As was noted above, the Parser does not know anything about the database schema you are referencing. So if you have not tested your SELECT statement in SQL Developer, there might be typos in your table or column names - all those typos will be parsed successfully and those issues will come to light when you try to generate Mappings in ODI: if a schema name is incorrect in the SELECT, the ODI Model will not be found, if a table name is incorrect, the ODI Datastore will not be found, if a column name is wrong, attribute mappings will fail to be created.

However, the good news is that the ODI Content Generator is much, much better at telling you what, where and why went wrong - it generates a rich log output and shows descriptive error messages.

Because semantic errors can only be spotted upon trying to generate Mappings, many cycles of edit SELECTS -> parse -> generate ODI content may be necessary.

When Mapping generation is done, always check the output log for errors and warnings!

Using Sql2Odi in a Project

The ODI Content Generator by default will delete and recreate Mappings, thus allowing for many generation cycles. However, this can be overridden at the level of individual Mapping - there is a flag in the SQL_TO_ODI_MAPPING metadata table: ODI_MAP_ALLOW_REGENERATE_FLAG. If set to N, Mappings that are already in the Repository, will not be touched.

In a project where the Sql2Odi tool or any other auto-content generator is used, there should be a well understood milestone for generated content, beyond which it passes into the domain of developers for further manual adjustment and can no longer be re-generated. When that milestone is passed, will depend on how far the Mapping can be developed by automated means. Typically it will take many cycles of auto-generation to get Mappings in the desired shape. How many cycles we will run, will depend on the review feedback after each generation but also on the performance of the auto-generator tool.

Performance

One of the benefits of using auto-generators is - making a small adjustment to all objects of same type is easy, for example, adjust MD5 calculation to include Source system ID for all Extract Mappings, of which there could be thousands. But will it take 5 minutes or 5 hours to regenerate the lot? A five minute job can be done almost any time whereas a 5 hour one looks like a nightly job. To discuss the performance of the Sql2Odi tool, we need to look at the Parser and the ODI Content Generator separately.

The Parser is a pure Java application with few outside dependencies. On my test system, it takes tens of milliseconds to parse a single SELECT statement. That suggests that parsing a thousand SELECT statements should be done within a minute. Also, parsing does not interfere with anything or anyone.

Parser performance stats:
Parsing done in: 00:00:01.675
Number of statements parsed: 42
Time in milliseconds per statement: 39
Total length of Statements parsed: 61 KB

The ODI Content Generator however is a different story. ODI content generation based on the parsing result written in the metadata table is done by a bunch of Groovy scripts, which query and update the ODI Repository repeatedly in the course of creating a single ODI Mapping, and they are subject to object locks in ODI Repository. Content generation is much slower than Parsing and its performance will depend heavily on the speed of your dev environment, how complex the Mappings are, do you set up Physical Design, validate and create Scenarios as part of creation, etc. On my test system it takes a couple of seconds for a Mapping to be fully generated, validated, Scenario generated.
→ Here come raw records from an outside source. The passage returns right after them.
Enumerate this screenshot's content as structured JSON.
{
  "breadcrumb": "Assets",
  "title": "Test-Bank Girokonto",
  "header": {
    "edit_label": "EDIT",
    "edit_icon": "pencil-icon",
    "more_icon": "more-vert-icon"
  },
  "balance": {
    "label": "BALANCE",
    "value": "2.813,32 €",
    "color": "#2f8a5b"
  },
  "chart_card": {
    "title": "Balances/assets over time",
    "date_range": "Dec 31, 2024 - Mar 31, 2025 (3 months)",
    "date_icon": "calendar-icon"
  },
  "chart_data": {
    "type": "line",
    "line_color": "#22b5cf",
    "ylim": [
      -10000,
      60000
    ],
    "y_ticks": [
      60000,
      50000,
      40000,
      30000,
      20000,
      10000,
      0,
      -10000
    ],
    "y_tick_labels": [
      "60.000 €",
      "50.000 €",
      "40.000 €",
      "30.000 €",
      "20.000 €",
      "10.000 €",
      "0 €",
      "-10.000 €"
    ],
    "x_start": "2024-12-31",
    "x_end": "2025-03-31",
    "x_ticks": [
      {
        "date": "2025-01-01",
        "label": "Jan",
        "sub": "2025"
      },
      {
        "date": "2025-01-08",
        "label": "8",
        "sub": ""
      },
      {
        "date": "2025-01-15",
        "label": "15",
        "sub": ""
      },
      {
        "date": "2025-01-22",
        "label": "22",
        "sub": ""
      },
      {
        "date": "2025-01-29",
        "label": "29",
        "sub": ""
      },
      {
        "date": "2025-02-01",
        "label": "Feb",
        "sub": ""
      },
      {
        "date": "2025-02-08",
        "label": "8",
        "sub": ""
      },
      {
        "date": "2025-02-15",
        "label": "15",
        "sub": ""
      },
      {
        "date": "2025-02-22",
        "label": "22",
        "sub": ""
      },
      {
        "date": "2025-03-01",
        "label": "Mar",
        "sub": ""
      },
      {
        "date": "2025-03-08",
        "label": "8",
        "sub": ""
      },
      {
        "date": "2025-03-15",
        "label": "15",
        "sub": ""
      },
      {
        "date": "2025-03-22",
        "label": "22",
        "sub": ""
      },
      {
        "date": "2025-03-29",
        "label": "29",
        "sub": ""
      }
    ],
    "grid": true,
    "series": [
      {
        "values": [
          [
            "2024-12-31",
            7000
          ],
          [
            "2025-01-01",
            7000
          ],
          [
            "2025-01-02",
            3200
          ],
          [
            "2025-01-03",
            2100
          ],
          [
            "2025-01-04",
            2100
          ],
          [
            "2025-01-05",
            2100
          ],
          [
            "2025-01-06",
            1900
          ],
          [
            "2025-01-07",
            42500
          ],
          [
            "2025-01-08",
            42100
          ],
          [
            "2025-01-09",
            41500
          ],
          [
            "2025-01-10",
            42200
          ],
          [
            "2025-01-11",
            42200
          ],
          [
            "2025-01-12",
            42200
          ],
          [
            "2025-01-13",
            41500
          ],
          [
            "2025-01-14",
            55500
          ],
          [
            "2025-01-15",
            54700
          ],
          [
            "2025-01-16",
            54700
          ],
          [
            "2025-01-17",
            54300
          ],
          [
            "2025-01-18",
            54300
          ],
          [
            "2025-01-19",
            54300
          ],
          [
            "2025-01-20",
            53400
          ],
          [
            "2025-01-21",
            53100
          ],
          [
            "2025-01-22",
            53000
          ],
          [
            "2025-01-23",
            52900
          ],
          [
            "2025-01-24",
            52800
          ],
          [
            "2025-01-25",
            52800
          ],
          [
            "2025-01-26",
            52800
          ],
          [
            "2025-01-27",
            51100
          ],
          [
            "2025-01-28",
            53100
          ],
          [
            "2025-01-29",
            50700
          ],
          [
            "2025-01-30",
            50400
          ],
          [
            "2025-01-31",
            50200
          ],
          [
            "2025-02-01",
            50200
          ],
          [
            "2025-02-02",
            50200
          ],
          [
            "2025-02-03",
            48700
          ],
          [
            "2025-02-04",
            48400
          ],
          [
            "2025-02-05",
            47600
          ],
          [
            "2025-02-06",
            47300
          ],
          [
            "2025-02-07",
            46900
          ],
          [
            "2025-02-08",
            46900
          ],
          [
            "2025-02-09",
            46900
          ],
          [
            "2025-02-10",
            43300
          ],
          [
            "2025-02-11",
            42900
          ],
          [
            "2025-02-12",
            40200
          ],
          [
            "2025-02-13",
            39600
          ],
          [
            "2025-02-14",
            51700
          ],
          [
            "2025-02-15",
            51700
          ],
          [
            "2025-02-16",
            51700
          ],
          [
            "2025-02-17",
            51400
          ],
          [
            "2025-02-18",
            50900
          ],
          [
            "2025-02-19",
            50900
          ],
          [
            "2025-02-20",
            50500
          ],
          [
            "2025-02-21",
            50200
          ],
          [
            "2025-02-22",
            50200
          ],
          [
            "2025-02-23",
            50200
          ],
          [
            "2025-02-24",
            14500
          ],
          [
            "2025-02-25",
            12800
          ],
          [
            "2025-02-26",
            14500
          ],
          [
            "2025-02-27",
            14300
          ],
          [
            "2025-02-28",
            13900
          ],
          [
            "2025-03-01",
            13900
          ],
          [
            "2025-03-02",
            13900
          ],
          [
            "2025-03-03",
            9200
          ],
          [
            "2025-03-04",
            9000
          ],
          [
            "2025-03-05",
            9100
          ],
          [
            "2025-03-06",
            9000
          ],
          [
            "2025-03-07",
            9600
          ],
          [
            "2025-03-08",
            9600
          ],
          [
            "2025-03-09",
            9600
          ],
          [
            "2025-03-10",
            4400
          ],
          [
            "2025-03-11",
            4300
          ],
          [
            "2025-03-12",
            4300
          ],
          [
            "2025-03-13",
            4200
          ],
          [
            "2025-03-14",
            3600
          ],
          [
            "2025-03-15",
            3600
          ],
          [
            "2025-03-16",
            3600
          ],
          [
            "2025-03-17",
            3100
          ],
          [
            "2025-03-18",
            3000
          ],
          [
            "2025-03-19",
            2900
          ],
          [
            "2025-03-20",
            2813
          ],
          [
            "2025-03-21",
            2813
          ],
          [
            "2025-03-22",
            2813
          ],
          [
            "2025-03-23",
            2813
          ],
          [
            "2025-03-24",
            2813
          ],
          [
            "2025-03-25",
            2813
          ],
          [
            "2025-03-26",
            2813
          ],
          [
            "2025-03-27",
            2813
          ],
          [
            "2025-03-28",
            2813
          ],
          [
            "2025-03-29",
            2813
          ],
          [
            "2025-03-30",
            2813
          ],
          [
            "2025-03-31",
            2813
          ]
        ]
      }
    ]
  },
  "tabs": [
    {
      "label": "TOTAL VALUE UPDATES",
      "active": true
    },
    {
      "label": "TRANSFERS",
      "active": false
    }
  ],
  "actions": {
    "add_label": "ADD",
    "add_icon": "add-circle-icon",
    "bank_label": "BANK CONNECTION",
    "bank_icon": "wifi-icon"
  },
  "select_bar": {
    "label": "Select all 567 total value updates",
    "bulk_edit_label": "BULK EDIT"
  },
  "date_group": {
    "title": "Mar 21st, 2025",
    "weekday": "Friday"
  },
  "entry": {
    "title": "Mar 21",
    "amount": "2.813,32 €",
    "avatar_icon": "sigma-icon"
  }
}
[info][12/12/2022 19:10:26] -= Performance Stats =-
[info][12/12/2022 19:10:26] Of 38 enabled and successfully parsed Mappings in the Metadata table, 18 Mappings were successfully generated.
[info][12/12/2022 19:10:26] Total duration is 45.5 seconds, which is 2.527 seconds per successfully generated Mapping.

The Future is Automation

Let us sum it up. The way your accelerated, automated development process will work will depend on the constraints like the complexity of your SELECT statements, the amount of manual intervention needed after your Mappings are generated and the performance of the automation system. You have designed your data analysis system and concluded that large parts of your data warehouse schema and the ETL (or ELT) can be built automatically. The Sql2Odi tool enables you to do that.